UU Desa sudah mengakui kewenangan desa untuk mengatur dan mengurus pemerintahan dan kepentingan masyarakatnya sendiri. Desa yang dimaksud dalam UU ini tidak hanya pemerintah desa, tetapi juga kesatuan masyarakat hukum.

Gambar : infodesa


Dengan kata lain, semua unsur di dalam desa memiliki kesempatan untuk terlibat. Oleh karena itu, UU Desa juga memasukkan demokrasi sebagai asas pengaturan desa. Demokrasi didefinisikan sebagai sistem pengorganisasian masyarakat desa dalam suatu sistem pemerintahan yang dilakukan oleh masyarakat desa atau dengan persetujuan masyarakat desa, serta keluhuran harkat dan martabat manusia sebagai makhluk Tuhan Yang Maha Esa diakui, ditata, dan dijamin (UU Desa, Penjelasan Asas Pengaturan).

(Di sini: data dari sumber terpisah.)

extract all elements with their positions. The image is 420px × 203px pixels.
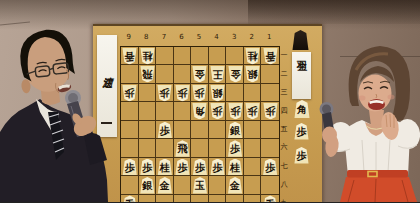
piece-glyph: 香 xyxy=(265,200,275,202)
board-cell xyxy=(191,47,209,65)
woman-blush-right xyxy=(359,96,366,101)
board-cell xyxy=(156,139,174,157)
board-cell xyxy=(244,121,262,139)
board-cell xyxy=(261,65,279,83)
woman-blush-left xyxy=(388,95,395,100)
piece-glyph: 金 xyxy=(160,181,170,191)
board-cell xyxy=(244,195,262,203)
piece-glyph: 金 xyxy=(230,69,240,79)
piece-glyph: 歩 xyxy=(160,87,170,97)
woman-microphone-head-inner xyxy=(322,105,331,114)
board-cell xyxy=(191,195,209,203)
board-cell xyxy=(261,176,279,194)
board-cell xyxy=(226,47,244,65)
file-label-5: 5 xyxy=(197,33,201,41)
piece-glyph: 歩 xyxy=(248,106,258,116)
board-cell xyxy=(174,65,192,83)
captured-piece-角[interactable]: 角 xyxy=(294,100,310,118)
file-label-2: 2 xyxy=(249,33,253,41)
demo-board-panel: 987654321 一二三四五六七八九 香桂桂香飛金王金銀歩歩歩歩銀角歩歩歩歩歩… xyxy=(93,24,322,202)
assistant-woman xyxy=(318,30,420,202)
board-cell xyxy=(139,195,157,203)
piece-glyph: 金 xyxy=(230,181,240,191)
board-cell xyxy=(226,195,244,203)
board-cell xyxy=(209,195,227,203)
rank-label-2: 二 xyxy=(279,69,289,79)
piece-glyph: 歩 xyxy=(125,163,135,173)
board-cell xyxy=(209,139,227,157)
board-cell xyxy=(174,195,192,203)
board-cell xyxy=(209,176,227,194)
piece-glyph: 歩 xyxy=(125,87,135,97)
board-cell xyxy=(174,121,192,139)
rank-label-5: 五 xyxy=(279,124,289,134)
board-cell xyxy=(139,102,157,120)
board-cell xyxy=(244,84,262,102)
piece-glyph: 銀 xyxy=(213,87,223,97)
piece-glyph: 桂 xyxy=(230,163,240,173)
file-label-3: 3 xyxy=(232,33,236,41)
board-cell xyxy=(121,139,139,157)
board-cell xyxy=(261,139,279,157)
board-cell xyxy=(174,47,192,65)
piece-glyph: 銀 xyxy=(230,126,240,136)
piece-glyph: 桂 xyxy=(160,163,170,173)
piece-glyph: 歩 xyxy=(297,127,307,137)
board-cell xyxy=(209,47,227,65)
piece-glyph: 角 xyxy=(297,105,307,115)
file-label-7: 7 xyxy=(162,33,166,41)
board-cell xyxy=(156,195,174,203)
board-cell xyxy=(139,84,157,102)
rank-label-1: 一 xyxy=(279,50,289,60)
board-cell xyxy=(174,102,192,120)
piece-glyph: 飛 xyxy=(142,69,152,79)
board-cell xyxy=(156,47,174,65)
piece-glyph: 歩 xyxy=(142,163,152,173)
board-cell xyxy=(209,121,227,139)
piece-glyph: 銀 xyxy=(142,181,152,191)
board-cell xyxy=(261,121,279,139)
commentator-man xyxy=(0,20,110,202)
board-cell xyxy=(244,139,262,157)
wall-shadow-top-right xyxy=(248,0,420,24)
gote-player-name: 羽生 xyxy=(295,52,309,99)
piece-glyph: 歩 xyxy=(177,87,187,97)
board-cell xyxy=(244,176,262,194)
piece-glyph: 玉 xyxy=(195,181,205,191)
piece-glyph: 歩 xyxy=(230,144,240,154)
board-cell xyxy=(139,139,157,157)
piece-glyph: 歩 xyxy=(195,87,205,97)
rank-label-8: 八 xyxy=(279,179,289,189)
piece-glyph: 角 xyxy=(195,106,205,116)
file-label-9: 9 xyxy=(127,33,131,41)
board-cell xyxy=(121,176,139,194)
file-label-4: 4 xyxy=(214,33,218,41)
piece-glyph: 飛 xyxy=(177,144,187,154)
rank-label-6: 六 xyxy=(279,142,289,152)
piece-glyph: 歩 xyxy=(213,163,223,173)
piece-glyph: 桂 xyxy=(248,50,258,60)
piece-glyph: 歩 xyxy=(213,106,223,116)
board-cell xyxy=(156,102,174,120)
piece-glyph: 歩 xyxy=(230,106,240,116)
board-cell xyxy=(121,65,139,83)
board-cell xyxy=(191,139,209,157)
piece-glyph: 王 xyxy=(213,69,223,79)
board-cell xyxy=(261,84,279,102)
board-cell xyxy=(139,121,157,139)
board-cell xyxy=(156,65,174,83)
piece-glyph: 歩 xyxy=(297,151,307,161)
piece-glyph: 香 xyxy=(125,50,135,60)
rank-label-4: 四 xyxy=(279,106,289,116)
piece-glyph: 桂 xyxy=(142,50,152,60)
board-cell xyxy=(174,176,192,194)
file-label-8: 8 xyxy=(144,33,148,41)
piece-glyph: 香 xyxy=(125,200,135,202)
file-label-6: 6 xyxy=(179,33,183,41)
piece-glyph: 歩 xyxy=(265,106,275,116)
board-cell xyxy=(121,121,139,139)
piece-glyph: 香 xyxy=(265,50,275,60)
shogi-commentary-photo: 987654321 一二三四五六七八九 香桂桂香飛金王金銀歩歩歩歩銀角歩歩歩歩歩… xyxy=(0,0,420,202)
board-cell xyxy=(121,102,139,120)
board-cell xyxy=(226,84,244,102)
piece-glyph: 歩 xyxy=(195,163,205,173)
piece-glyph: 歩 xyxy=(160,126,170,136)
captured-piece-歩[interactable]: 歩 xyxy=(294,123,309,140)
rank-label-7: 七 xyxy=(279,161,289,171)
rank-label-9: 九 xyxy=(279,198,289,202)
board-cell xyxy=(244,158,262,176)
captured-piece-歩[interactable]: 歩 xyxy=(294,147,309,164)
black-marker-piece-icon xyxy=(292,30,309,50)
piece-glyph: 歩 xyxy=(265,163,275,173)
file-label-1: 1 xyxy=(267,33,271,41)
piece-glyph: 金 xyxy=(195,69,205,79)
board-grid: 香桂桂香飛金王金銀歩歩歩歩銀角歩歩歩歩歩銀飛歩歩歩桂歩歩歩桂歩銀金玉金香香 xyxy=(120,46,280,202)
gote-name-plate: 羽生 xyxy=(292,52,311,99)
rank-label-3: 三 xyxy=(279,87,289,97)
piece-glyph: 歩 xyxy=(177,163,187,173)
piece-glyph: 銀 xyxy=(248,69,258,79)
board-cell xyxy=(191,121,209,139)
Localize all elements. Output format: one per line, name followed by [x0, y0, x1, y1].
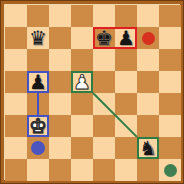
- square-d7[interactable]: [71, 27, 93, 49]
- board-frame: ♛♚♟♟♟♚♞: [0, 0, 184, 184]
- square-h3[interactable]: [159, 115, 181, 137]
- square-a7[interactable]: [5, 27, 27, 49]
- square-f7[interactable]: ♟: [115, 27, 137, 49]
- square-c7[interactable]: [49, 27, 71, 49]
- piece-black-pawn-b5[interactable]: ♟: [27, 71, 49, 93]
- square-h5[interactable]: [159, 71, 181, 93]
- square-d8[interactable]: [71, 5, 93, 27]
- square-a8[interactable]: [5, 5, 27, 27]
- square-b3[interactable]: ♚: [27, 115, 49, 137]
- square-a1[interactable]: [5, 159, 27, 181]
- square-h6[interactable]: [159, 49, 181, 71]
- square-h8[interactable]: [159, 5, 181, 27]
- square-e2[interactable]: [93, 137, 115, 159]
- square-b2[interactable]: [27, 137, 49, 159]
- piece-black-queen-b7[interactable]: ♛: [27, 27, 49, 49]
- square-a6[interactable]: [5, 49, 27, 71]
- square-b1[interactable]: [27, 159, 49, 181]
- square-g8[interactable]: [137, 5, 159, 27]
- square-b8[interactable]: [27, 5, 49, 27]
- square-d3[interactable]: [71, 115, 93, 137]
- piece-white-pawn-d5[interactable]: ♟: [71, 71, 93, 93]
- square-h7[interactable]: [159, 27, 181, 49]
- square-c2[interactable]: [49, 137, 71, 159]
- square-g5[interactable]: [137, 71, 159, 93]
- square-f6[interactable]: [115, 49, 137, 71]
- square-g6[interactable]: [137, 49, 159, 71]
- square-g2[interactable]: ♞: [137, 137, 159, 159]
- square-a2[interactable]: [5, 137, 27, 159]
- square-a3[interactable]: [5, 115, 27, 137]
- square-d1[interactable]: [71, 159, 93, 181]
- square-e6[interactable]: [93, 49, 115, 71]
- square-e5[interactable]: [93, 71, 115, 93]
- square-c1[interactable]: [49, 159, 71, 181]
- square-f4[interactable]: [115, 93, 137, 115]
- square-b5[interactable]: ♟: [27, 71, 49, 93]
- piece-black-pawn-f7[interactable]: ♟: [115, 27, 137, 49]
- square-e8[interactable]: [93, 5, 115, 27]
- square-b4[interactable]: [27, 93, 49, 115]
- square-h4[interactable]: [159, 93, 181, 115]
- square-f3[interactable]: [115, 115, 137, 137]
- square-h2[interactable]: [159, 137, 181, 159]
- square-g3[interactable]: [137, 115, 159, 137]
- square-e3[interactable]: [93, 115, 115, 137]
- piece-black-king-e7[interactable]: ♚: [93, 27, 115, 49]
- square-g1[interactable]: [137, 159, 159, 181]
- square-f2[interactable]: [115, 137, 137, 159]
- square-b7[interactable]: ♛: [27, 27, 49, 49]
- square-d6[interactable]: [71, 49, 93, 71]
- square-f1[interactable]: [115, 159, 137, 181]
- square-e1[interactable]: [93, 159, 115, 181]
- square-b6[interactable]: [27, 49, 49, 71]
- square-h1[interactable]: [159, 159, 181, 181]
- square-d4[interactable]: [71, 93, 93, 115]
- square-d2[interactable]: [71, 137, 93, 159]
- chess-board: ♛♚♟♟♟♚♞: [5, 5, 181, 181]
- piece-white-king-b3[interactable]: ♚: [27, 115, 49, 137]
- square-c3[interactable]: [49, 115, 71, 137]
- square-e7[interactable]: ♚: [93, 27, 115, 49]
- square-a4[interactable]: [5, 93, 27, 115]
- square-f5[interactable]: [115, 71, 137, 93]
- square-f8[interactable]: [115, 5, 137, 27]
- square-c5[interactable]: [49, 71, 71, 93]
- square-d5[interactable]: ♟: [71, 71, 93, 93]
- square-c6[interactable]: [49, 49, 71, 71]
- square-c4[interactable]: [49, 93, 71, 115]
- square-c8[interactable]: [49, 5, 71, 27]
- square-g4[interactable]: [137, 93, 159, 115]
- square-a5[interactable]: [5, 71, 27, 93]
- piece-black-knight-g2[interactable]: ♞: [137, 137, 159, 159]
- square-g7[interactable]: [137, 27, 159, 49]
- square-e4[interactable]: [93, 93, 115, 115]
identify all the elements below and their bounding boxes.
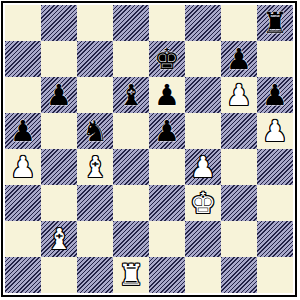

Pasal 67 Ayat 2b UU tersebut menyatakan bahwa salah satu kewajiban desa adalah mengembangkan kehidupan demokrasi. Dalam menata kehidupan demokrasi tersebut, UU Desa menetapkan struktur dan fungsi kelembagaan dalam sistem pemerintahan dan pengorganisasian masyarakat desa.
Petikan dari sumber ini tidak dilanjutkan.